A la surprise générale, le Directeur général de l’Autorité de régulation des télécommunications et des postes (Artp) a pondu un communiqué pour mettre en garde contre l’exploitation illégale des Wifi communautaires. Dahirou Thiam a même invoqué l'article 181 de la loi n°2018-28 du 12 décembre 2018 portant Code des Communications électroniques qui stipule : «sera puni d'un emprisonnement d'un (1) an à cinq ans et d'une amende de trente (30) à soixante (60) millions de francs CFA, quiconque :
aura exercé l'une des activités soumises à l'obtention d'une licence ou autorisation sans la licence ou l'autorisation requise ou l'aura continuée en violation d'une décision de suspension ou de retrait». L’impression qui se dégage de cette sortie de Dahirou Thiam est celle d’un régulateur en réaction, et non en anticipation.

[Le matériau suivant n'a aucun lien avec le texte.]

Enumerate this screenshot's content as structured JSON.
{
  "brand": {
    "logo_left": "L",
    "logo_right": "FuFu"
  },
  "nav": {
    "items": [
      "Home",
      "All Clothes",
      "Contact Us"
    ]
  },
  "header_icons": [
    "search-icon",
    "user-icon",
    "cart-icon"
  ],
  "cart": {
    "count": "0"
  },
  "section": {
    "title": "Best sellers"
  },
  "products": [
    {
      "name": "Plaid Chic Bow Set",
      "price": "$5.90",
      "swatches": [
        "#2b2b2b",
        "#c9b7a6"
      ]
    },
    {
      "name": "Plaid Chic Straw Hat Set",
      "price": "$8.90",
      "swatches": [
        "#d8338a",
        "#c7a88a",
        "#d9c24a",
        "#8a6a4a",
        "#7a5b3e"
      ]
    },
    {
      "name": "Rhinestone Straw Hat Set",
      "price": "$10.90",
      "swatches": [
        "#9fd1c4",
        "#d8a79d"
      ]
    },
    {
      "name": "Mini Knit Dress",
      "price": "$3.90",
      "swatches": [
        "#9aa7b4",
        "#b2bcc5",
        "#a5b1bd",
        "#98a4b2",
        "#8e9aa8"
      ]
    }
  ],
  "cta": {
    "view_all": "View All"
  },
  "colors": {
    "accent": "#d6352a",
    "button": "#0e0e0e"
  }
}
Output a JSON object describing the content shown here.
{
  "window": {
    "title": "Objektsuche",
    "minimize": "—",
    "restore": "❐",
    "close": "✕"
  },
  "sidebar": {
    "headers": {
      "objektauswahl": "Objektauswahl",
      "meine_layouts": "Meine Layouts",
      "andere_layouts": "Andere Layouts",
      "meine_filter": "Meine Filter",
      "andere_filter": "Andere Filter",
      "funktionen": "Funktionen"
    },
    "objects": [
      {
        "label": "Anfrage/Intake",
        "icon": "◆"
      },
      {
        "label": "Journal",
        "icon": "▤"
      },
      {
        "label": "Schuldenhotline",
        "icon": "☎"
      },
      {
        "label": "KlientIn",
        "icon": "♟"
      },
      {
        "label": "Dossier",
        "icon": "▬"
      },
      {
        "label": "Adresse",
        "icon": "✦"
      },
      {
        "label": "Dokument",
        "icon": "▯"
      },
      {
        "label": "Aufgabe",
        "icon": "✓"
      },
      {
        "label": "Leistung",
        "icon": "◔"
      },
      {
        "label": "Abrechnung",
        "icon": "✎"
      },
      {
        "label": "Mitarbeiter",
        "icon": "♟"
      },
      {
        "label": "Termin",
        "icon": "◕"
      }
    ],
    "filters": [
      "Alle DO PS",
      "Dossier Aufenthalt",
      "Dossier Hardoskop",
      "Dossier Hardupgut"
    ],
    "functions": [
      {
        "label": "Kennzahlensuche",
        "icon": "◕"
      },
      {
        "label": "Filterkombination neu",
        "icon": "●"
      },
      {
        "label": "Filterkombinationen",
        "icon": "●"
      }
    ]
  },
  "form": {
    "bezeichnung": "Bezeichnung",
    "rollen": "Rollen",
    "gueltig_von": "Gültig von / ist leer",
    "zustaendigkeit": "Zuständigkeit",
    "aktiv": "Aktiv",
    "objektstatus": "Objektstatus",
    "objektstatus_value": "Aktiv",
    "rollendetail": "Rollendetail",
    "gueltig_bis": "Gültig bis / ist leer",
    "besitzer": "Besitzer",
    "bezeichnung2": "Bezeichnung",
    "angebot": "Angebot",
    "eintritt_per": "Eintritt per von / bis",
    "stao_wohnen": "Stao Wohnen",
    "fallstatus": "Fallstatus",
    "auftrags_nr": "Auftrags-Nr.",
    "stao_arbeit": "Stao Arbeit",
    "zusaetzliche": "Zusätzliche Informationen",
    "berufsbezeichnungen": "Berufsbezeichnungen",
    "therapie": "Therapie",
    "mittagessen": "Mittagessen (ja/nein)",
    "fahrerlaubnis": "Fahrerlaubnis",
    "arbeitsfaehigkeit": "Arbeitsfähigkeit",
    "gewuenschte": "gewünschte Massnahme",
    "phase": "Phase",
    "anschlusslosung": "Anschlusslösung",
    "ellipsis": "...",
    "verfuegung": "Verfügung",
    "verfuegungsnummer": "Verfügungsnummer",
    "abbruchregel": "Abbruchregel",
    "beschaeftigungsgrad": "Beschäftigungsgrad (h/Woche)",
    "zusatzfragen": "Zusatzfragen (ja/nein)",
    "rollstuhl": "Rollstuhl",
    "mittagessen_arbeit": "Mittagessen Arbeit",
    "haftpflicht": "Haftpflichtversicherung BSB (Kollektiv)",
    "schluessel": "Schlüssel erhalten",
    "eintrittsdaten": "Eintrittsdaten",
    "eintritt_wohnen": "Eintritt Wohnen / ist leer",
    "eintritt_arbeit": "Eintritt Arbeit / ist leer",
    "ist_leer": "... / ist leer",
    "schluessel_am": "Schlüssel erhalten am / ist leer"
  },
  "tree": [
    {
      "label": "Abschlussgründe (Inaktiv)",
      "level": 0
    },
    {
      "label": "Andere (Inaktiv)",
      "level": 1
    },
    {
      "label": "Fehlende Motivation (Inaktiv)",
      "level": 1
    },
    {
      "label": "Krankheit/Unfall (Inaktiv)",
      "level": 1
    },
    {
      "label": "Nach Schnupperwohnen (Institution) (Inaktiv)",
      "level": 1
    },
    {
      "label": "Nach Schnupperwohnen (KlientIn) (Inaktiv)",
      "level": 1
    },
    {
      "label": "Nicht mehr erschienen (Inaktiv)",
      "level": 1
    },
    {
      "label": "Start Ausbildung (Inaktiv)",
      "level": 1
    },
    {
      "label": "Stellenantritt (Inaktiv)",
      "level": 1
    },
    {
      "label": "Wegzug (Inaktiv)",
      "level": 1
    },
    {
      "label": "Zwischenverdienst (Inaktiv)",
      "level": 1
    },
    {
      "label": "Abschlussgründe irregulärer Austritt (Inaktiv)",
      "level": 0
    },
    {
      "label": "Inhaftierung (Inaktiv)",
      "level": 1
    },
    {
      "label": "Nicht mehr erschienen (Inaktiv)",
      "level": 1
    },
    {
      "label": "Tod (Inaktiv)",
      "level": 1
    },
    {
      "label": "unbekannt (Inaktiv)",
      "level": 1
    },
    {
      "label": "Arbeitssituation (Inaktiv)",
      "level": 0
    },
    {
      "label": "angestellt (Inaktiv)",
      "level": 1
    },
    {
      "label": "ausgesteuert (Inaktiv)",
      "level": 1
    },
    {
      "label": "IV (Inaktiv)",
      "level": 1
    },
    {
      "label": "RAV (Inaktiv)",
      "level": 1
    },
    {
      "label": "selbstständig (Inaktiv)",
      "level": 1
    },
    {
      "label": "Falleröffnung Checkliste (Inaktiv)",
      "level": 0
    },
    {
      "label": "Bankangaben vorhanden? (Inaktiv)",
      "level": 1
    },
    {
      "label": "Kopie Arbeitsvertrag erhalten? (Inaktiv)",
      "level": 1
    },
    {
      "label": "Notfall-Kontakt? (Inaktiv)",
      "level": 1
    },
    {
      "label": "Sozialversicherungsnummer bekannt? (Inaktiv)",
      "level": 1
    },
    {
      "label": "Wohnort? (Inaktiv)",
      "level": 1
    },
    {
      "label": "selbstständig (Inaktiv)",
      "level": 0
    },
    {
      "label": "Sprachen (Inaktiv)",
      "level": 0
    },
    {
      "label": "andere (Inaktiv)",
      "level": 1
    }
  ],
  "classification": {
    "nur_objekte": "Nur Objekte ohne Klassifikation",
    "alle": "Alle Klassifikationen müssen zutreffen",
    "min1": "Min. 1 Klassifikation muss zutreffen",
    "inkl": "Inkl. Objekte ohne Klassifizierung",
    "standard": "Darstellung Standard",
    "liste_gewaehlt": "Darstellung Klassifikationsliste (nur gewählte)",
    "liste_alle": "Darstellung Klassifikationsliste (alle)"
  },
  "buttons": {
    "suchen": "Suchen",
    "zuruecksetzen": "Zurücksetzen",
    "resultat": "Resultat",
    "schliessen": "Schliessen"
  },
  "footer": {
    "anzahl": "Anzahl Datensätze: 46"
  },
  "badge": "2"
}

Or, informent des spécialistes du secteur, la mission première d’une autorité de régulation est d’anticiper les mutations du secteur, d’encadrer les innovations et d’éviter que des pratiques informelles ne s’installent durablement. «Brandir aujourd’hui des menaces de prison et de lourdes amendes ressemble davantage à un rattrapage qu’à une stratégie maîtrisée», lâche une source. La question est simple : où était la régulation lorsque ces «Wifi communautaires» se développaient ?
Notre source, révulsée, enseigne : «un régulateur efficace ne découvre pas les phénomènes, il les prévoit, les organise et les accompagne».
Au lieu d’intervenir en aval avec un ton répressif, poursuit-il, l’Artp gagnerait à travailler en amont avec la concertation, un cadre adapté et des solutions inclusives.
Et pourtant, pas plus tard que samedi, lors d’une rencontre avec ses militants, le Directeur général se vantait de son bilan à la tête de l’institution, allant jusqu’à s’attaquer à son prédécesseur, qu’il qualifiait de paresseux.
Aujourd’hui, les faits donnent plutôt l’impression inverse. Cette sortie tardive sur les «Wifi communautaires» renforce l’idée d’un pilotage à vue, où la réaction prend le pas sur la vision.
Pire, lâche notre source, il est même ridicule de faire dans la menace aujourd’hui, alors que si le travail avait été fait en amont comme il se doit, on n’en serait tout simplement pas là.
Pour nos interlocuteurs, il est peut-être temps de changer de posture. «L’Artp se doit aujourd’hui de passer de la réaction à l’anticipation. Car à ce niveau de responsabilité, ce n’est pas la communication qui est attendue, mais des résultats concrets et une régulation proactive», indiquent-ils.